Kallor’s previous album, Exhilaration – Dickinson and Yeats Songs, features his song-settings of poems by Emily Dickinson, William Butler Yeats, and Christina Rossetti sung by mezzo-soprano Adriana Zabala. Opera News wrote: “Kallor knows how to make these words sing, and Zabala gives perfect flight to them.”
The Abby Whiteside Foundation presented Kallor’s Carnegie Hall debut in Weill Recital Hall in 2007. Harris Goldsmith wrote: “It took but a few impeccably shaped phrases to make it plain that Kallor is a formidably well-trained technician and a master of stylish proportion as well… This superb recital debut truly established a new, important voice in our musical annals.”

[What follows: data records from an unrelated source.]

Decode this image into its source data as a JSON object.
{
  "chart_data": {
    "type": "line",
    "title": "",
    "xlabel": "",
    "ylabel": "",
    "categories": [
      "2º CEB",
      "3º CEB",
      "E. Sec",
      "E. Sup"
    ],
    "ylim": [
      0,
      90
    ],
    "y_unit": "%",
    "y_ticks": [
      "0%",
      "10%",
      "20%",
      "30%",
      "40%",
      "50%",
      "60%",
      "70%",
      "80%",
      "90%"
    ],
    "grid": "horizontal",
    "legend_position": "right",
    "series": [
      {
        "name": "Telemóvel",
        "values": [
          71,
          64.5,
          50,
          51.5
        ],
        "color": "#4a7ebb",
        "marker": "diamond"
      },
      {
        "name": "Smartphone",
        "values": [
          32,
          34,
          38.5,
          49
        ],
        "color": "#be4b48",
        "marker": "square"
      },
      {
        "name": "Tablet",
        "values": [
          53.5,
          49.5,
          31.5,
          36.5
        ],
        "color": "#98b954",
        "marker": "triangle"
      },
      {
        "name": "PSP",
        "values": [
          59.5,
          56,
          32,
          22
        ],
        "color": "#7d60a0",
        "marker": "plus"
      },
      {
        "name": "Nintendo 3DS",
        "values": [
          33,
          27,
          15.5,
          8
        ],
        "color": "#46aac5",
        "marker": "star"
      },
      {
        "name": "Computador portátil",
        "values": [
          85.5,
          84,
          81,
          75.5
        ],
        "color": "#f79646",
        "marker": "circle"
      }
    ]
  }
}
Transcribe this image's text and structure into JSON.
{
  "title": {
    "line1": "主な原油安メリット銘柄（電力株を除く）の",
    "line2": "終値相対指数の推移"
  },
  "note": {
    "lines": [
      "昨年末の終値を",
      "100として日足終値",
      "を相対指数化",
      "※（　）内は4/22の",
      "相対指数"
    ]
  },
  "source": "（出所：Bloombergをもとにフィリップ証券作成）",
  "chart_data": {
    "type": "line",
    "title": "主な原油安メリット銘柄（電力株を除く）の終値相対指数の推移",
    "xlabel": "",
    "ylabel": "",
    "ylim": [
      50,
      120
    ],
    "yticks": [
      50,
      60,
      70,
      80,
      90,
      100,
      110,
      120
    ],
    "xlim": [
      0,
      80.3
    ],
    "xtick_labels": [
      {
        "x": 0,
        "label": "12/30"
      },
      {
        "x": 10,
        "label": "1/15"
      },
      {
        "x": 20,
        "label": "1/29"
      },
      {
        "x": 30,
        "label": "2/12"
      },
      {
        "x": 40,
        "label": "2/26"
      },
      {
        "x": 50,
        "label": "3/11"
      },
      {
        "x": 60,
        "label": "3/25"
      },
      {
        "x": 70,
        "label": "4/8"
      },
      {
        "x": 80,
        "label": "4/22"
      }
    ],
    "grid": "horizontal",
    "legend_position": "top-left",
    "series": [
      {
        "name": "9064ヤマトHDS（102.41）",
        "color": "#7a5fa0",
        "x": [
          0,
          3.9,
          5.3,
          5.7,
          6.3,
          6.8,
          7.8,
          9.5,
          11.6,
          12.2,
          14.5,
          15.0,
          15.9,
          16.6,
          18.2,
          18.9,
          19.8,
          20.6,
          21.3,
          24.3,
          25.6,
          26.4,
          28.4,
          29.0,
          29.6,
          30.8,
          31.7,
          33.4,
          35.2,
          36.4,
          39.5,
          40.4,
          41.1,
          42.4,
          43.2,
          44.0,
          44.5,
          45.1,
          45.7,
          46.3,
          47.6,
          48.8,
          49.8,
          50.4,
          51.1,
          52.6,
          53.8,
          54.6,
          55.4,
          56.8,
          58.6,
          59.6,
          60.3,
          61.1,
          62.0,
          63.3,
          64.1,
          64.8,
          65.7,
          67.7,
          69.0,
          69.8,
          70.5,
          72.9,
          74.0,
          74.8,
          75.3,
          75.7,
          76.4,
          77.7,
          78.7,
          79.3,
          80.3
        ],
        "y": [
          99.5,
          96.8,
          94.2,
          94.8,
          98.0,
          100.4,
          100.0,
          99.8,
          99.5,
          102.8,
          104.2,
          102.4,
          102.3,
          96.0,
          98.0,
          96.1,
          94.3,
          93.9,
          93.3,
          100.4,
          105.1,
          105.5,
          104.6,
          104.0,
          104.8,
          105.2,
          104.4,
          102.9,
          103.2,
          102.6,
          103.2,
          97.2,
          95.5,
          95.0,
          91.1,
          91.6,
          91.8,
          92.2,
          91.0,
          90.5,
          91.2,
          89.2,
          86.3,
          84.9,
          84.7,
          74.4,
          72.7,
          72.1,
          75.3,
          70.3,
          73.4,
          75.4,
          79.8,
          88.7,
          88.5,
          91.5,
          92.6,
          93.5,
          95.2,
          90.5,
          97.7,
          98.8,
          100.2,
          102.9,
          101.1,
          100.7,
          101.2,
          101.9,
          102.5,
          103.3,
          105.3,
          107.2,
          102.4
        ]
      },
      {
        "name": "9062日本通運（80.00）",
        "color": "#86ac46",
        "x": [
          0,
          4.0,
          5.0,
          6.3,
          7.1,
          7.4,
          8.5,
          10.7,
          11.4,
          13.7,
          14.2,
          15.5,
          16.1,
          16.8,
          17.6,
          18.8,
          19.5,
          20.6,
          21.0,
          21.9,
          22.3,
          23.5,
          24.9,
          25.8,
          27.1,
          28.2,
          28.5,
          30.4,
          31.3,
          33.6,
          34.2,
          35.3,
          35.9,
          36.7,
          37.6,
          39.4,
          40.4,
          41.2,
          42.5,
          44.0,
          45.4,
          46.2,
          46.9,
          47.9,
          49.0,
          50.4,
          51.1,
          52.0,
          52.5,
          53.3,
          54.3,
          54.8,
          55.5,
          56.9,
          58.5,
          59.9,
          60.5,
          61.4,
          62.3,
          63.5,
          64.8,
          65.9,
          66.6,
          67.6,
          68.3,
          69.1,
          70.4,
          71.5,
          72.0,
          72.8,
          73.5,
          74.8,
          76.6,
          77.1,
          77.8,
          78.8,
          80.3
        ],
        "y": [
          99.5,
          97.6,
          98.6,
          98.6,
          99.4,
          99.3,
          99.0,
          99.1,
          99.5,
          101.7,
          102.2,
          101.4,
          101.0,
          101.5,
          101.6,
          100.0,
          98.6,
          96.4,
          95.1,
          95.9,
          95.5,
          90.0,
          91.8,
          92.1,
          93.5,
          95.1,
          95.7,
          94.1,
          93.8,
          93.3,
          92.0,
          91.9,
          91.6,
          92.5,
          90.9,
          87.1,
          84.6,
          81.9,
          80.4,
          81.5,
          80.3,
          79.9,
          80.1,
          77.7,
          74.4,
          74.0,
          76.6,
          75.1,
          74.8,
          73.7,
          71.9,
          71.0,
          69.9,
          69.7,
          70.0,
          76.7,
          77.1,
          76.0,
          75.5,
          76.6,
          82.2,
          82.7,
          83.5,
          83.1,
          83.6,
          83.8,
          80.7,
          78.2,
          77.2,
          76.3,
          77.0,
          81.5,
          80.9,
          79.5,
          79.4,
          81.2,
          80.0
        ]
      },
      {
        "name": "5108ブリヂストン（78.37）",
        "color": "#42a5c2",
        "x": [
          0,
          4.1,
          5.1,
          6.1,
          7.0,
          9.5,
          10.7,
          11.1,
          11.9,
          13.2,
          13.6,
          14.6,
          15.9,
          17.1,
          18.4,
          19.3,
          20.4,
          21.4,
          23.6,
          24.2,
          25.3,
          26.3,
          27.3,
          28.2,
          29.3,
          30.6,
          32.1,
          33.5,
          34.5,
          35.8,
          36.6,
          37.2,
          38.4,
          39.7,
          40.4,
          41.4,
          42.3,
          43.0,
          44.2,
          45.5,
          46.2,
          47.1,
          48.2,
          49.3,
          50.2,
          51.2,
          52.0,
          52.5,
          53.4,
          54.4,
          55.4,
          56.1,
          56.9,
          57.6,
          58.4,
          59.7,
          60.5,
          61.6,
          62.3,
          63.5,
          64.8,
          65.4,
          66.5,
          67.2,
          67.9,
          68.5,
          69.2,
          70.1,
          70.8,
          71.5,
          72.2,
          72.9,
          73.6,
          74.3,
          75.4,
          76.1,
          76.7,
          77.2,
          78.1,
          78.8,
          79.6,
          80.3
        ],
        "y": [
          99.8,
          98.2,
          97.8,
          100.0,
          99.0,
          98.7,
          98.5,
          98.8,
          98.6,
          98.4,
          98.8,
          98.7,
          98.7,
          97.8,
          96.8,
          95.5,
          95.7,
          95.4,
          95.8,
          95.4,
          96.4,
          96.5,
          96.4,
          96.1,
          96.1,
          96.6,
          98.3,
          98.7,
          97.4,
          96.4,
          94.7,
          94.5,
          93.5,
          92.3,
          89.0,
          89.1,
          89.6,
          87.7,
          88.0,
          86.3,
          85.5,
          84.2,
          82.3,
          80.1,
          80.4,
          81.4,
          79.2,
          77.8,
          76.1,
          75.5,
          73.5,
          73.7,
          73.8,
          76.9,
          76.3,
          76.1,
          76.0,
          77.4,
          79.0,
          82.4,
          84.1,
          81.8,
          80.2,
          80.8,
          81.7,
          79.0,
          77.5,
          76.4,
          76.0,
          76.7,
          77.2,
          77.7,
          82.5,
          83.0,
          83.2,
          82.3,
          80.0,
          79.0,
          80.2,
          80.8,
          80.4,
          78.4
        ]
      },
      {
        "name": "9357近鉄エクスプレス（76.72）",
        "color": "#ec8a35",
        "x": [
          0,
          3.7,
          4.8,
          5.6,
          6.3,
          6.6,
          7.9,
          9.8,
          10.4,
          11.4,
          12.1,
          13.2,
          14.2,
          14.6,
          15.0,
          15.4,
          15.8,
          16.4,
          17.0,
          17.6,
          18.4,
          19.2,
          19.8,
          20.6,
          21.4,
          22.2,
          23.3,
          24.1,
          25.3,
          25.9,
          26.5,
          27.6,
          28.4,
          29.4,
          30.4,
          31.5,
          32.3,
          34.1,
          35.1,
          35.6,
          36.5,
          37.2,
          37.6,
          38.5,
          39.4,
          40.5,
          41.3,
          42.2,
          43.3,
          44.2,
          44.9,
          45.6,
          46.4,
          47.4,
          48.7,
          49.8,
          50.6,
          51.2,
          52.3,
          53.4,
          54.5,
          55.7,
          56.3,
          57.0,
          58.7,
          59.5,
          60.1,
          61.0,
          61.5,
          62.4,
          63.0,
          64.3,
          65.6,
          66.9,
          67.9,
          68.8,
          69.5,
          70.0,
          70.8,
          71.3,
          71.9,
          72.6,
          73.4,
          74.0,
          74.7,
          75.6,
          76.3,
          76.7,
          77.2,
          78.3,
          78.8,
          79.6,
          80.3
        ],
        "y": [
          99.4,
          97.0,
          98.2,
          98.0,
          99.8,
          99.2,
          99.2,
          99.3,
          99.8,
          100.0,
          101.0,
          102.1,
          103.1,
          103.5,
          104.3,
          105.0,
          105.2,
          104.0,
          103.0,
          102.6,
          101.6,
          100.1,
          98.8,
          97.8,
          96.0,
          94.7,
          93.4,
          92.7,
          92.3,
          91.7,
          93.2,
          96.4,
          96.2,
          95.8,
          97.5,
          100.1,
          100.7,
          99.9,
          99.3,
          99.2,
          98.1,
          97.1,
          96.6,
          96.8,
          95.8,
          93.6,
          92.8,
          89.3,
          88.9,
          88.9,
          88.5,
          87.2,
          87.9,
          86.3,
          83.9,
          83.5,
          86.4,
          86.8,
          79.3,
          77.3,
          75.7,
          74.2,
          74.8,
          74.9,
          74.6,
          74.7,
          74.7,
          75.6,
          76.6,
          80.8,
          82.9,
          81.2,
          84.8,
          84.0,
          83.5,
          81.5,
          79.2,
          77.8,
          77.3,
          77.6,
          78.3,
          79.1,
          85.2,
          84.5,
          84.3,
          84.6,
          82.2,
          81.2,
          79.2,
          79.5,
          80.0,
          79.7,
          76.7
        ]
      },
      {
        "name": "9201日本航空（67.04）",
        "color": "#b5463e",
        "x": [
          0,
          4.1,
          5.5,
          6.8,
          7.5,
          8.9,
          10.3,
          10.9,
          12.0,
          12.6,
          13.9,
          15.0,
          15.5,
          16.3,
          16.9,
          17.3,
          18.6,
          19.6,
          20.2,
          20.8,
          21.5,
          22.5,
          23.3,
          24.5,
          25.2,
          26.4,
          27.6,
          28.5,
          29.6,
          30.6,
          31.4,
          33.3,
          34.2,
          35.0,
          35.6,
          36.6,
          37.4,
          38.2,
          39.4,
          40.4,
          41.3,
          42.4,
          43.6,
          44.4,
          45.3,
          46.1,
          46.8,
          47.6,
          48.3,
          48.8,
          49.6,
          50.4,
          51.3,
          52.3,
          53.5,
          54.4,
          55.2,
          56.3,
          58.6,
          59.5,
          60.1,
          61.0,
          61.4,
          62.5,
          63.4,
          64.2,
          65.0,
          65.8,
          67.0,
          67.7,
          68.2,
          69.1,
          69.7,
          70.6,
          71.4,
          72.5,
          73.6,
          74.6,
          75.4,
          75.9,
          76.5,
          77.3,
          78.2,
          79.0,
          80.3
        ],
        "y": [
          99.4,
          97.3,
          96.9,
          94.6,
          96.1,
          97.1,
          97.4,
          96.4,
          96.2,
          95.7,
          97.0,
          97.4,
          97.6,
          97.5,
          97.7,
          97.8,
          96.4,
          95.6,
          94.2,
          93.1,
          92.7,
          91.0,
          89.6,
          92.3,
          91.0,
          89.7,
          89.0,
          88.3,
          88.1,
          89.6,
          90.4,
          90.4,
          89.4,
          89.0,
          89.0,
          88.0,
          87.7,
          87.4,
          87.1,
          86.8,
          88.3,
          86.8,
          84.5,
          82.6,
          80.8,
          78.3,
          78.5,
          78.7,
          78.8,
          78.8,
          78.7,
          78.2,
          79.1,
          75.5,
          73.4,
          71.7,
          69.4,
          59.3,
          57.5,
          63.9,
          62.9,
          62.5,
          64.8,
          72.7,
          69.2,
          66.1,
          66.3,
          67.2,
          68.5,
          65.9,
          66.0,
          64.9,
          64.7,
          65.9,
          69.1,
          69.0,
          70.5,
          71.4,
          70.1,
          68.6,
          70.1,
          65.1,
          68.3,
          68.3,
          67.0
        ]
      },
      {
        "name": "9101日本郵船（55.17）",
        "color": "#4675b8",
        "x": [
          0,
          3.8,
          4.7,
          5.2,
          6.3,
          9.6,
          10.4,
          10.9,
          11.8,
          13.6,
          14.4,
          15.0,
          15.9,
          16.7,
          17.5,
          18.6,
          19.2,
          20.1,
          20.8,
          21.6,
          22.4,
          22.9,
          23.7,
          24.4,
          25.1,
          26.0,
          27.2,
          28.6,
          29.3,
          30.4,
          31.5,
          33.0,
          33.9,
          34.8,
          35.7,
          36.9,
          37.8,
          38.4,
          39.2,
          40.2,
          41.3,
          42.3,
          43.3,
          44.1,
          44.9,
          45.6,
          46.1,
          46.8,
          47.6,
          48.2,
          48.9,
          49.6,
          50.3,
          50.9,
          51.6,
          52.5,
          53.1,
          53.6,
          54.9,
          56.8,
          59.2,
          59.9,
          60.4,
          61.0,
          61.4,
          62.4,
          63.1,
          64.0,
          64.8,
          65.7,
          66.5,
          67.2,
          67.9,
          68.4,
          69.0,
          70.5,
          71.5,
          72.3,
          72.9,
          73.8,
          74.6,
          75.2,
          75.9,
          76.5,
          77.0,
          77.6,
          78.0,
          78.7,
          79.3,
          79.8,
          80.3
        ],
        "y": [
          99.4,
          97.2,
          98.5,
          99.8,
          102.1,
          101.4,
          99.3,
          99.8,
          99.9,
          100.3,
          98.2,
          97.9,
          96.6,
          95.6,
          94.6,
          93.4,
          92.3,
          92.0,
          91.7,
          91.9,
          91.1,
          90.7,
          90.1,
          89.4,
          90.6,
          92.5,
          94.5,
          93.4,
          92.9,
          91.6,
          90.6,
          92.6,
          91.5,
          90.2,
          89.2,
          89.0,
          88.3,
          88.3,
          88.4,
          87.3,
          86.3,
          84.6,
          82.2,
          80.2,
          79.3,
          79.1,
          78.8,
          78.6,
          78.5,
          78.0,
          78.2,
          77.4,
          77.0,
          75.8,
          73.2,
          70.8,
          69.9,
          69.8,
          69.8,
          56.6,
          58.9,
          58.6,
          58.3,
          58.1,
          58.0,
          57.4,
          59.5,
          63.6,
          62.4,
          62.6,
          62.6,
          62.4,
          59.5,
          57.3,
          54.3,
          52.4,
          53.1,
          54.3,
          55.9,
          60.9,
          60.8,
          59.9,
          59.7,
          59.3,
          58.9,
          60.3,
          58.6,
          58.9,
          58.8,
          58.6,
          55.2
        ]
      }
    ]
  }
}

Kallor (pronounced “KAY-ler”) was born in Cleveland, Ohio and raised in West Hartford, Connecticut. He began improvising on the piano in his home as soon as he could walk over to it, began taking classical piano lessons when he was six, and added jazz lessons a few years later. He graduated from Tufts University with a degree in American Studies. Kallor lives in New York City, where he makes excellent use of his MetroCard.
Peter Lieberson
Peter Lieberson came to prominence in the mid-1980s with the Piano Concerto and Drala, two major commissions from the Boston Symphony, with whom he enjoyed a fruitful collaboration. Of profound influence on his music was his practice of Tibetan Buddhism. Many of his works were inspired by Buddhist themes such as King Gesar (1991) and the opera Ashoka’s Dream (1997), both from a series of works based on the lives of enlightened rulers. Lyricism and vocal writing dominated his works of the last decade, reflecting the rich collaborations with Lorraine Hunt Lieberson, for whom he composed Neruda Songs (winner of the 2008 Grawemeyer Award for Music Composition). In addition to his associations with major orchestras such as Boston, New York, Cleveland, Chicago and Los Angeles, Lieberson enjoyed long-standing artistic collaborations with Peter Serkin, Yo-Yo Ma, Emanuel Ax and Oliver Knussen. Recent commissions included Remembering JFK: An American Elegy for the National Symphony Orchestra, The World in Flower for the New York Philharmonic; Remembering Schumann for Yo-Yo Ma and Emanuel Ax, The Coming of Light; a song cycle for baritone, oboe, and string quartet; the orchestral Suite from Ashoka’s Dream; and Songs of Love and Sorrow for Gerald Finley and the Boston Symphony Orchestra.